Effects of surgery on neurocognitive function in patients with glioma: a meta-analysis of immediate post-operative and long-term follow-up neurocognitive outcomes
This study aims to identify the neuropsychological tests commonly used for assessment in each neurocognitive domain, and quantify the post-operative changes in neurocognitive function in the immediate post-operation and follow-up.

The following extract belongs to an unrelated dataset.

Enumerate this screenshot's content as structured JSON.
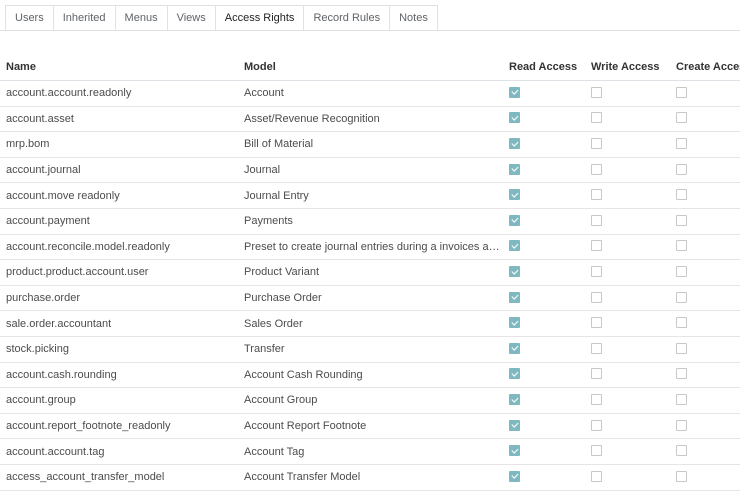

With the use of the PubMed, a comprehensive search of the English literature was performed following PRISMA (Preferred Reporting Items for Systematic reviews and Meta-Analyses) guidelines. There were 1021 publications identified for screening. Standardized mean differences (SMD) in neuropsychological task performance were calculated both for immediate post-operation (up to 1 week) and follow-up (up to 6 months).
Out of 12 studies which met the inclusion criteria, 11 studies were analyzed in this meta-analysis, with a total of 313 patients (age range 18–82, 50% males) with intracranial gliomas (45% high-grade, 55% low-grade). Complex attention, language and executive function were the most frequently tested neurocognitive domains. Surgery had a positive impact in the domains of complex attention, language, learning and memory tasks in the immediate post-operative period and sustained improvement at follow-up. In contrast, surgery was found to negatively impact performance for executive function in the immediate post-operative period with sustained decline in performance in the long term.
This meta-analysis suggests that surgery for glioma confers a benefit for the domains of complex attention, language, learning and memory, while negatively affecting executive function, in the periods immediately after surgery and at 6 months follow-up. In addition, awake surgery seemed to confer a beneficial effect on neurocognitive functions. Future research should attempt to standardize a battery of neuropsychological tests for patients undergoing surgical resection for glioma, perhaps with a particular focus on executive function.
KeywordsGlioma Surgical resection Neurocognitive function Adult Meta-analysis
This research is supported by Singapore Ministry of Health’s National Medical Research Council under its Translational and Clinical Research Flagship Programme - Tier 1 (Project No: NMRC/TCR/016-NNI/2016).
Compliance with ethical standards
Conflict of interest
The authors declare that they have no conflict of interest.
This article does not contain any studies with human participants or animals performed by any of the authors. For this type of study formal consent is not required.